L’inconnue poussa un soupir amusé qui fit sortir Amanda de ses gonds et lui donna la force
de se lever de sa chaise, ses poignets y étant toujours liés, pour se retrouver si proche de son
hôte qu’elle sentit son haleine chaude contre ses larmes.
-Et maintenant, à moi de te poser des questions, pourquoi restes-tu cachée comme une lâche ?
Comment sais-tu tant de choses ? Et pourquoi m’interpeller maintenant ? Tu veux ma perte ?
Alors je t’en prie, montre-toi au lieu de rester cachée, parce que c’est toujours plus facile de
détruire quelqu’un sans le regarder dans les yeux !
La femme sortit de son recoin. Tout avait été conçu pour ne pas la reconnaître : de ses
chaussures à sa capuche, en passant par ses lunettes de soleil aussi grosses que des yeux de
mouche. Elle poussa Amanda en arrière de sorte qu’elle se rassit sur le fauteuil puis elle se
mit à marcher.
-Emmy Cooper, vingt-deux ans, obtention du diplôme d’infirmière sans difficulté, tu vis avec
Alex et tes deux chats, Crash et Flash, tu as peur du noir, tu détestes les brocolis et l’injustice,
tu n’as pas parlé à tes parents depuis trois ans, et le jour où tu as appris le décès de ton père, tu
as été aveuglée par des larmes que tu ne supportais pas et durant le temps que tu as mis à les
essuyer d’un revers de main enragé, ta voiture a percuté Richard.
Elle marqua une pause, ricana puis continua :
-Depuis ce jour, tu ne fermes plus l’œil sauf quand tu penses à prendre tes médocs et tu es
tiraillée entre cette part de toi qui préfère nier et vivre avec ce poids de culpabilité qui te fait
sombrer doucement, puis cette autre part qui te rappelle constamment ton crime et te
remémore chaque soir que tu es une meurtrière de bonheur.
Amanda était sous le choc, sa bouche s’ouvrant puis se refermant sans qu’un son en sorte.
-Si je sais autant de choses, c’est parce que…
La femme retira ses lunettes et les jeta dans un coin de la pièce puis, empoignant les rebords
de sa capuche, elle l’abattit lentement.
Amanda écarquilla les yeux.

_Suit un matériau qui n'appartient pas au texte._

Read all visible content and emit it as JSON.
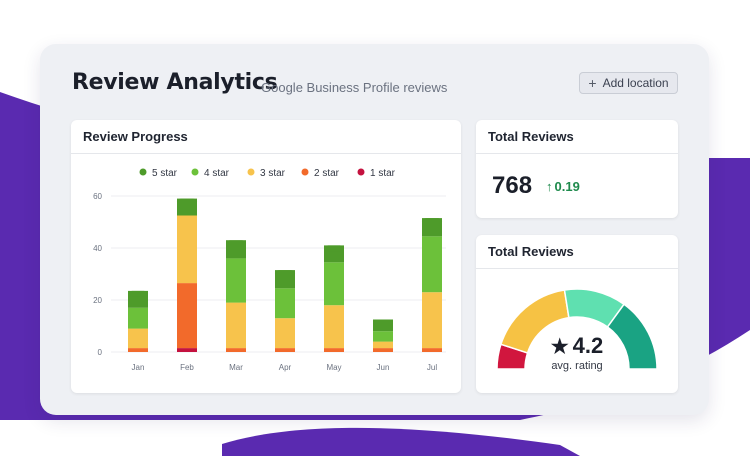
{
  "header": {
    "title": "Review Analytics",
    "subtitle": "Google Business Profile reviews",
    "add_location_label": "Add location"
  },
  "progress_card": {
    "title": "Review Progress"
  },
  "total_card": {
    "title": "Total Reviews",
    "value": "768",
    "delta": "0.19"
  },
  "rating_card": {
    "title": "Total Reviews",
    "value": "4.2",
    "label": "avg. rating"
  },
  "colors": {
    "purple": "#5a2ab0",
    "five_star": "#4e9b2a",
    "four_star": "#6cc13a",
    "three_star": "#f7c34c",
    "two_star": "#f26a2b",
    "one_star": "#c4123f",
    "gauge_yellow": "#f6c244",
    "gauge_mint": "#5fe0b0",
    "gauge_teal": "#1aa383",
    "gauge_red": "#d1163e"
  },
  "chart_data": {
    "type": "bar",
    "stacked": true,
    "categories": [
      "Jan",
      "Feb",
      "Mar",
      "Apr",
      "May",
      "Jun",
      "Jul"
    ],
    "series": [
      {
        "name": "1 star",
        "values": [
          0,
          1.5,
          0,
          0,
          0,
          0,
          0
        ]
      },
      {
        "name": "2 star",
        "values": [
          1.5,
          25,
          1.5,
          1.5,
          1.5,
          1.5,
          1.5
        ]
      },
      {
        "name": "3 star",
        "values": [
          7.5,
          26,
          17.5,
          11.5,
          16.5,
          2.5,
          21.5
        ]
      },
      {
        "name": "4 star",
        "values": [
          8,
          0,
          17,
          11.5,
          16.5,
          4,
          21.5
        ]
      },
      {
        "name": "5 star",
        "values": [
          6.5,
          6.5,
          7,
          7,
          6.5,
          4.5,
          7
        ]
      }
    ],
    "legend_order": [
      "5 star",
      "4 star",
      "3 star",
      "2 star",
      "1 star"
    ],
    "ylim": [
      0,
      60
    ],
    "yticks": [
      0,
      20,
      40,
      60
    ],
    "grid": true,
    "legend_position": "top"
  },
  "gauge_data": {
    "segments": [
      "gauge_red",
      "gauge_yellow",
      "gauge_mint",
      "gauge_teal"
    ],
    "shares": [
      0.1,
      0.35,
      0.25,
      0.3
    ]
  }
}
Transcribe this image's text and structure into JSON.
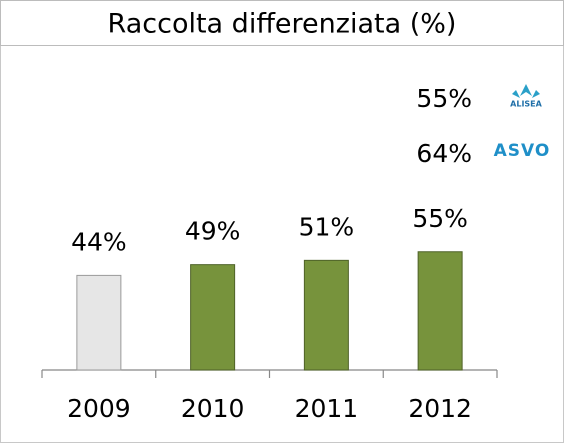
{
  "chart_data": {
    "type": "bar",
    "title": "Raccolta differenziata (%)",
    "categories": [
      "2009",
      "2010",
      "2011",
      "2012"
    ],
    "values": [
      44,
      49,
      51,
      55
    ],
    "value_labels": [
      "44%",
      "49%",
      "51%",
      "55%"
    ],
    "colors": [
      "#e6e6e6",
      "#77933c",
      "#77933c",
      "#77933c"
    ],
    "annotations": [
      {
        "text": "55%",
        "logo": "ALISEA"
      },
      {
        "text": "64%",
        "logo": "ASVO"
      }
    ]
  }
}
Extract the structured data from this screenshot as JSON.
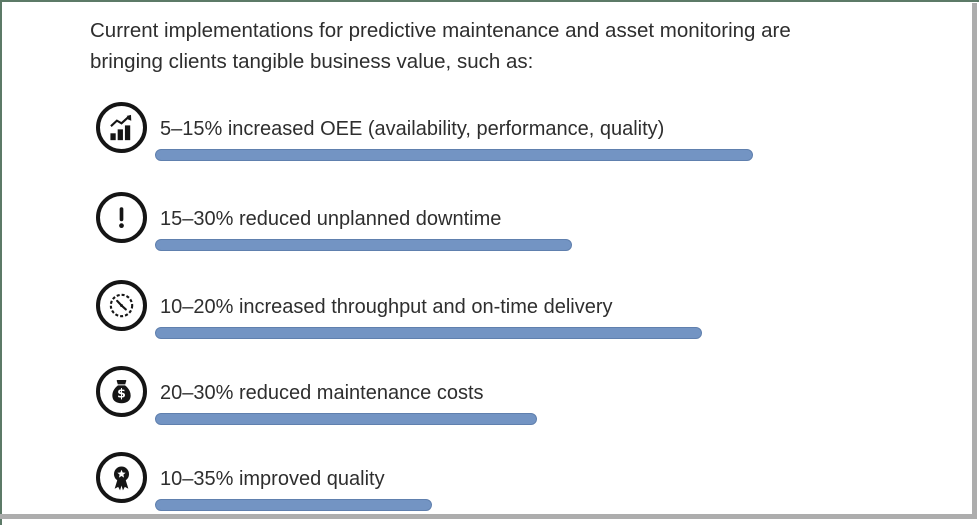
{
  "frame": {
    "border_color": "#5c7a67",
    "shadow_color": "#adadad",
    "background": "#ffffff"
  },
  "header": {
    "line1": "Current implementations for predictive maintenance and asset monitoring are",
    "line2": "bringing clients tangible business value, such as:"
  },
  "benefits": [
    {
      "icon": "trend-chart-icon",
      "text": "5–15% increased OEE (availability, performance, quality)",
      "underline_width": 596
    },
    {
      "icon": "exclamation-icon",
      "text": "15–30% reduced unplanned downtime",
      "underline_width": 415
    },
    {
      "icon": "clock-icon",
      "text": "10–20% increased throughput and on-time delivery",
      "underline_width": 545
    },
    {
      "icon": "money-bag-icon",
      "text": "20–30% reduced maintenance costs",
      "underline_width": 380
    },
    {
      "icon": "award-icon",
      "text": "10–35% improved quality",
      "underline_width": 275
    }
  ],
  "colors": {
    "text": "#2e2e2e",
    "icon": "#151515",
    "underline_fill": "#7394c3",
    "underline_border": "#6080ae"
  }
}
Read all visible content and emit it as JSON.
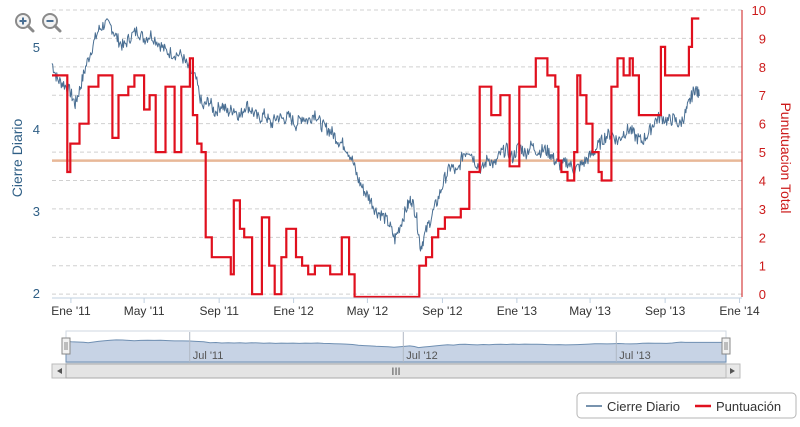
{
  "toolbar": {
    "zoom_in_icon": "magnifier-plus-icon",
    "zoom_out_icon": "magnifier-minus-icon"
  },
  "chart_data": {
    "type": "line",
    "x_axis": {
      "type": "date",
      "range": [
        "2010-12-01",
        "2014-01-05"
      ],
      "tick_labels": [
        "Ene '11",
        "May '11",
        "Sep '11",
        "Ene '12",
        "May '12",
        "Sep '12",
        "Ene '13",
        "May '13",
        "Sep '13",
        "Ene '14"
      ]
    },
    "y_axis_left": {
      "label": "Cierre Diario",
      "range": [
        1.95,
        5.45
      ],
      "ticks": [
        2,
        3,
        4,
        5
      ],
      "tick_labels": [
        "2",
        "3",
        "4",
        "5"
      ]
    },
    "y_axis_right": {
      "label": "Punutuacion Total",
      "range": [
        -0.1,
        10
      ],
      "ticks": [
        0,
        1,
        2,
        3,
        4,
        5,
        6,
        7,
        8,
        9,
        10
      ],
      "tick_labels": [
        "0",
        "1",
        "2",
        "3",
        "4",
        "5",
        "6",
        "7",
        "8",
        "9",
        "10"
      ]
    },
    "plot_line": {
      "axis": "right",
      "value": 4.7,
      "color": "#e8b898"
    },
    "grid": "horizontal dashed",
    "legend": {
      "position": "bottom-right"
    },
    "series": [
      {
        "name": "Cierre Diario",
        "axis": "left",
        "color": "#4a6f93",
        "points": [
          [
            "2010-12-01",
            4.8
          ],
          [
            "2010-12-10",
            4.6
          ],
          [
            "2010-12-20",
            4.55
          ],
          [
            "2010-12-31",
            4.45
          ],
          [
            "2011-01-08",
            4.3
          ],
          [
            "2011-01-16",
            4.5
          ],
          [
            "2011-01-25",
            4.75
          ],
          [
            "2011-02-05",
            5.0
          ],
          [
            "2011-02-15",
            5.2
          ],
          [
            "2011-02-25",
            5.28
          ],
          [
            "2011-03-08",
            5.25
          ],
          [
            "2011-03-18",
            5.1
          ],
          [
            "2011-03-28",
            5.0
          ],
          [
            "2011-04-08",
            5.12
          ],
          [
            "2011-04-20",
            5.2
          ],
          [
            "2011-05-01",
            5.1
          ],
          [
            "2011-05-12",
            5.15
          ],
          [
            "2011-05-25",
            5.05
          ],
          [
            "2011-06-05",
            4.95
          ],
          [
            "2011-06-18",
            4.92
          ],
          [
            "2011-07-01",
            4.9
          ],
          [
            "2011-07-12",
            4.75
          ],
          [
            "2011-07-25",
            4.6
          ],
          [
            "2011-08-05",
            4.25
          ],
          [
            "2011-08-15",
            4.35
          ],
          [
            "2011-08-25",
            4.2
          ],
          [
            "2011-09-05",
            4.3
          ],
          [
            "2011-09-15",
            4.2
          ],
          [
            "2011-09-25",
            4.25
          ],
          [
            "2011-10-05",
            4.15
          ],
          [
            "2011-10-15",
            4.3
          ],
          [
            "2011-10-25",
            4.22
          ],
          [
            "2011-11-05",
            4.12
          ],
          [
            "2011-11-15",
            4.18
          ],
          [
            "2011-11-25",
            4.05
          ],
          [
            "2011-12-05",
            4.15
          ],
          [
            "2011-12-15",
            4.12
          ],
          [
            "2011-12-25",
            4.15
          ],
          [
            "2012-01-05",
            4.05
          ],
          [
            "2012-01-15",
            4.15
          ],
          [
            "2012-01-25",
            4.1
          ],
          [
            "2012-02-05",
            4.2
          ],
          [
            "2012-02-15",
            4.05
          ],
          [
            "2012-02-25",
            4.0
          ],
          [
            "2012-03-05",
            3.95
          ],
          [
            "2012-03-15",
            3.85
          ],
          [
            "2012-03-25",
            3.8
          ],
          [
            "2012-04-05",
            3.65
          ],
          [
            "2012-04-15",
            3.4
          ],
          [
            "2012-04-25",
            3.25
          ],
          [
            "2012-05-05",
            3.15
          ],
          [
            "2012-05-15",
            3.0
          ],
          [
            "2012-05-25",
            2.95
          ],
          [
            "2012-06-05",
            2.85
          ],
          [
            "2012-06-15",
            2.65
          ],
          [
            "2012-06-25",
            2.85
          ],
          [
            "2012-07-05",
            3.05
          ],
          [
            "2012-07-12",
            3.15
          ],
          [
            "2012-07-20",
            2.95
          ],
          [
            "2012-07-27",
            2.55
          ],
          [
            "2012-08-05",
            2.75
          ],
          [
            "2012-08-15",
            2.95
          ],
          [
            "2012-08-25",
            3.15
          ],
          [
            "2012-09-05",
            3.4
          ],
          [
            "2012-09-15",
            3.55
          ],
          [
            "2012-09-25",
            3.45
          ],
          [
            "2012-10-05",
            3.7
          ],
          [
            "2012-10-15",
            3.75
          ],
          [
            "2012-10-25",
            3.6
          ],
          [
            "2012-11-05",
            3.5
          ],
          [
            "2012-11-15",
            3.65
          ],
          [
            "2012-11-25",
            3.55
          ],
          [
            "2012-12-05",
            3.7
          ],
          [
            "2012-12-15",
            3.75
          ],
          [
            "2012-12-25",
            3.65
          ],
          [
            "2013-01-05",
            3.8
          ],
          [
            "2013-01-15",
            3.7
          ],
          [
            "2013-01-25",
            3.8
          ],
          [
            "2013-02-05",
            3.72
          ],
          [
            "2013-02-15",
            3.75
          ],
          [
            "2013-02-25",
            3.7
          ],
          [
            "2013-03-05",
            3.6
          ],
          [
            "2013-03-15",
            3.55
          ],
          [
            "2013-03-25",
            3.6
          ],
          [
            "2013-04-05",
            3.5
          ],
          [
            "2013-04-15",
            3.55
          ],
          [
            "2013-04-25",
            3.62
          ],
          [
            "2013-05-05",
            3.7
          ],
          [
            "2013-05-15",
            3.8
          ],
          [
            "2013-05-25",
            3.9
          ],
          [
            "2013-06-05",
            3.95
          ],
          [
            "2013-06-15",
            3.85
          ],
          [
            "2013-06-25",
            3.95
          ],
          [
            "2013-07-05",
            4.0
          ],
          [
            "2013-07-15",
            3.9
          ],
          [
            "2013-07-25",
            3.85
          ],
          [
            "2013-08-05",
            3.95
          ],
          [
            "2013-08-15",
            4.1
          ],
          [
            "2013-08-25",
            4.15
          ],
          [
            "2013-09-05",
            4.1
          ],
          [
            "2013-09-15",
            4.12
          ],
          [
            "2013-09-25",
            4.05
          ],
          [
            "2013-10-05",
            4.2
          ],
          [
            "2013-10-12",
            4.35
          ],
          [
            "2013-10-20",
            4.5
          ],
          [
            "2013-10-27",
            4.4
          ]
        ]
      },
      {
        "name": "Puntuación",
        "axis": "right",
        "color": "#e0101e",
        "step": true,
        "points": [
          [
            "2010-12-01",
            7.7
          ],
          [
            "2010-12-26",
            4.3
          ],
          [
            "2010-12-31",
            5.3
          ],
          [
            "2011-01-15",
            6.0
          ],
          [
            "2011-01-30",
            7.3
          ],
          [
            "2011-02-15",
            7.7
          ],
          [
            "2011-03-10",
            5.5
          ],
          [
            "2011-03-20",
            7.0
          ],
          [
            "2011-04-05",
            7.3
          ],
          [
            "2011-04-15",
            7.7
          ],
          [
            "2011-05-01",
            6.5
          ],
          [
            "2011-05-10",
            7.0
          ],
          [
            "2011-05-20",
            5.0
          ],
          [
            "2011-06-05",
            7.3
          ],
          [
            "2011-06-20",
            5.0
          ],
          [
            "2011-07-01",
            7.3
          ],
          [
            "2011-07-15",
            8.3
          ],
          [
            "2011-07-20",
            6.3
          ],
          [
            "2011-07-27",
            5.3
          ],
          [
            "2011-08-03",
            5.0
          ],
          [
            "2011-08-10",
            2.0
          ],
          [
            "2011-08-20",
            1.3
          ],
          [
            "2011-09-20",
            0.7
          ],
          [
            "2011-09-25",
            3.3
          ],
          [
            "2011-10-05",
            2.3
          ],
          [
            "2011-10-12",
            2.0
          ],
          [
            "2011-10-25",
            0.0
          ],
          [
            "2011-11-10",
            2.7
          ],
          [
            "2011-11-22",
            1.0
          ],
          [
            "2011-12-01",
            0.0
          ],
          [
            "2011-12-12",
            1.3
          ],
          [
            "2011-12-20",
            2.3
          ],
          [
            "2012-01-05",
            1.3
          ],
          [
            "2012-01-15",
            1.0
          ],
          [
            "2012-01-25",
            0.7
          ],
          [
            "2012-02-05",
            1.0
          ],
          [
            "2012-03-01",
            0.7
          ],
          [
            "2012-03-20",
            2.0
          ],
          [
            "2012-04-01",
            0.7
          ],
          [
            "2012-04-10",
            -0.2
          ],
          [
            "2012-05-01",
            -0.2
          ],
          [
            "2012-06-01",
            -0.2
          ],
          [
            "2012-07-01",
            -0.2
          ],
          [
            "2012-07-25",
            1.0
          ],
          [
            "2012-08-05",
            1.3
          ],
          [
            "2012-08-15",
            2.0
          ],
          [
            "2012-08-25",
            2.3
          ],
          [
            "2012-09-05",
            2.7
          ],
          [
            "2012-09-15",
            2.7
          ],
          [
            "2012-10-01",
            3.0
          ],
          [
            "2012-10-15",
            4.3
          ],
          [
            "2012-11-01",
            7.3
          ],
          [
            "2012-11-20",
            6.3
          ],
          [
            "2012-12-05",
            7.0
          ],
          [
            "2012-12-20",
            4.5
          ],
          [
            "2013-01-05",
            7.3
          ],
          [
            "2013-02-01",
            8.3
          ],
          [
            "2013-02-20",
            7.7
          ],
          [
            "2013-03-05",
            7.3
          ],
          [
            "2013-03-10",
            4.7
          ],
          [
            "2013-03-15",
            4.3
          ],
          [
            "2013-03-25",
            4.0
          ],
          [
            "2013-04-05",
            5.0
          ],
          [
            "2013-04-10",
            7.7
          ],
          [
            "2013-04-15",
            7.0
          ],
          [
            "2013-04-25",
            6.0
          ],
          [
            "2013-05-05",
            5.0
          ],
          [
            "2013-05-15",
            4.3
          ],
          [
            "2013-05-20",
            4.0
          ],
          [
            "2013-06-05",
            7.3
          ],
          [
            "2013-06-15",
            8.3
          ],
          [
            "2013-06-25",
            7.7
          ],
          [
            "2013-07-05",
            8.3
          ],
          [
            "2013-07-10",
            7.7
          ],
          [
            "2013-07-20",
            6.3
          ],
          [
            "2013-08-05",
            6.3
          ],
          [
            "2013-08-25",
            8.7
          ],
          [
            "2013-09-01",
            7.7
          ],
          [
            "2013-09-15",
            7.7
          ],
          [
            "2013-10-01",
            7.7
          ],
          [
            "2013-10-10",
            8.7
          ],
          [
            "2013-10-15",
            9.7
          ],
          [
            "2013-10-27",
            9.7
          ]
        ]
      }
    ]
  },
  "navigator": {
    "tick_labels": [
      "Jul '11",
      "Jul '12",
      "Jul '13"
    ],
    "scrollbar_grip": "III",
    "left_arrow_icon": "scroll-left-arrow-icon",
    "right_arrow_icon": "scroll-right-arrow-icon"
  },
  "legend": {
    "items": [
      {
        "label": "Cierre Diario",
        "color": "#4a6f93"
      },
      {
        "label": "Puntuación",
        "color": "#e0101e"
      }
    ]
  }
}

Si jusque-là, elle ne savait plus quoi dire, c’était encore pire à cet
instant-ci. Amanda n’aurait su comment l’expliquer, mais sous ses yeux ahuris, il y avait une
petite rousse aux yeux verts, au corps frêle, aux cernes violacés s’étendant sur ses pommettes
et au visage défiguré par une souffrance depuis trop longtemps logée dans ses traits. Devant
elle se tenait…Elle-même.
-Com…comment est-ce possible ? bégaya Amanda.